Comme vous pouvez le comprendre, pour nous, les Noirs qui vivons en France et qui sommes des descendants d’esclaves et de colonisés, le présent historique n’est pas fait de mémoire mais de tourment, c’est-à-dire cette conscience tragique d’une solution de continuité entre la mémoire inconsciente et l’actualité exigeante. Freud, dans les conférences publiées sous le titre Cinq leçons sur la psychanalyse, écrit que « Les hystériques souffrent de réminiscences », donc de leur passé. Les Noirs de France, eux, souffrent de leur déchéance présente. La légitimité de ce qu’ils doivent apporter à eux-mêmes et à la France est fondée sur l’action quotidienne et originale, non sur la mémoire, qu’ils ont perdue, non sur le catéchisme d’une souffrance passée qui ne peut plus être aujourd’hui qu’esthétique. Certes tous ces Noirs de France qui sont nés loin d’ici ont mal à leur pays. Les Noirs exilés (Français ou étrangers de France), souffrent de lacunes de transmission de la tradition. Telle est leur étrange étrangeté, qui se cache au fond d’eux. Cette étrangeté n’est pas noire mais tout simplement humaine. Elle est ineffable et échappe au concept. Le discours indirect de l’inconscient a permis à la psychanalyse de la saisir dans la solitude du divan, en la faisant nommer par ce Noir que tourmentaient les formes variées de l’exil.

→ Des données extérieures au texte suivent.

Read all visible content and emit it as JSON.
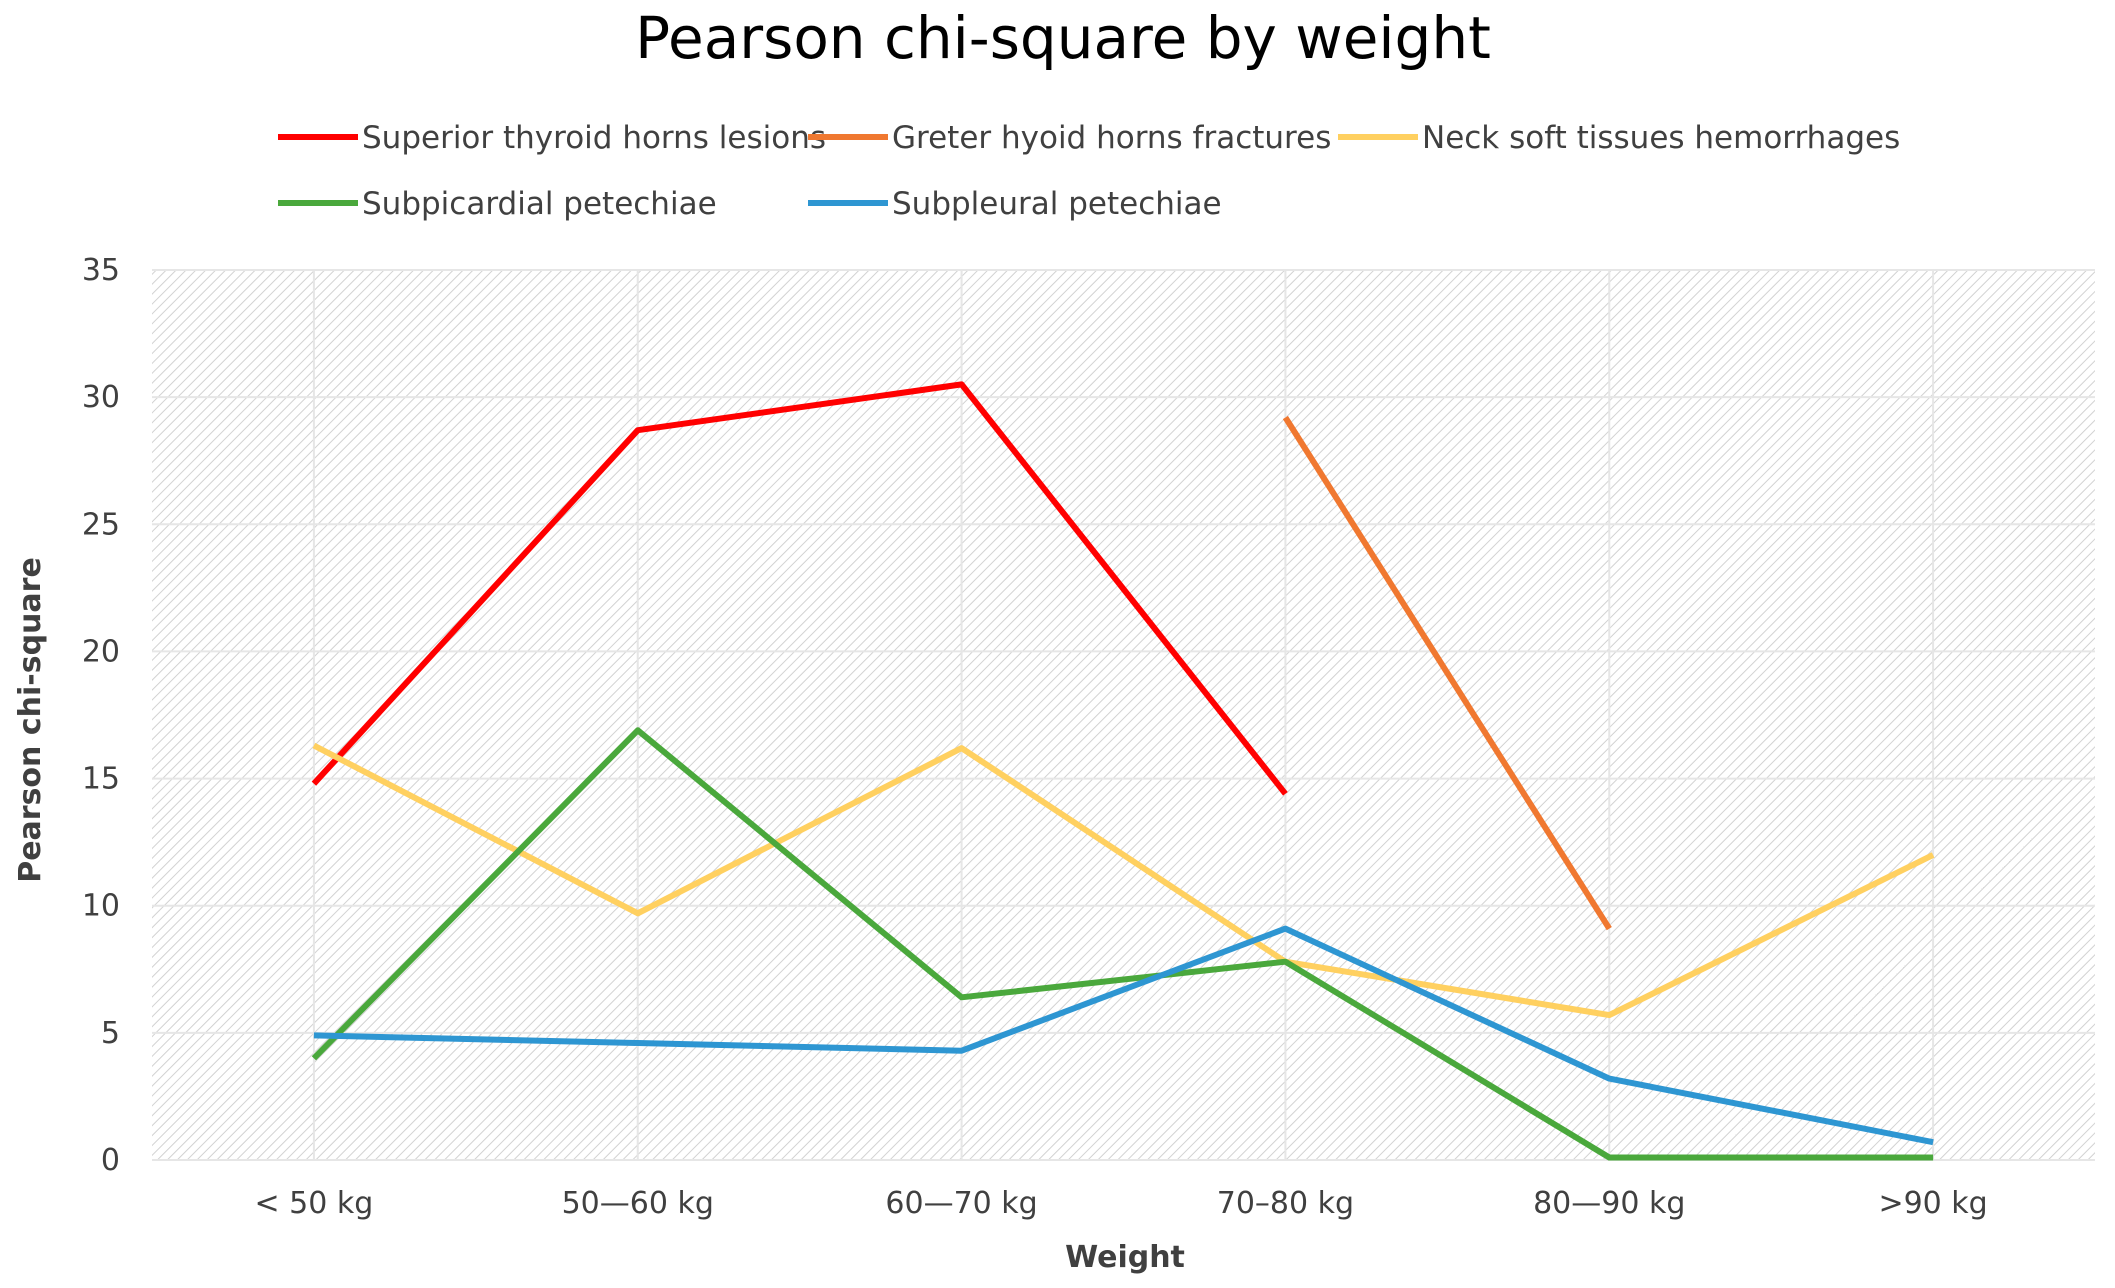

Mais est-ce suffisant pour conclure que tous ces Noirs qui souffrent d’une présence prégnante de l’absence du « pays natal » forment une masse homogène par le seul fait qu’ils sont nés noirs ? Je réponds non, car, œuvres d’histoires particulières, parcours et récits de vies individuelles laminées par l’éloignement de leur terre, les protocoles d’existence que les Noirs déroulent en France sont singuliers et non interchangeables. La typologie qui précède vaut alors argument pour demander qu’on nous laisse tranquilles et qu’on cesse de forcer tous les Noirs de France à se voir d’abord comme Noirs et seulement noirs, surtout à se voir en Noirs formatés par les idéologies du microcosme noir, avant de se voir en hommes. Je résume donc notre point d’arrivée cet après-midi : À considérer la connaissance vraie des hommes et des choses, il n’existe pas, en France, un monde noir unique mais plusieurs mondes noirs qui sont autant de singularités déposées sur les rives fragiles du temps par la complexité de l’histoire (collective ou individuelle) et de la politique.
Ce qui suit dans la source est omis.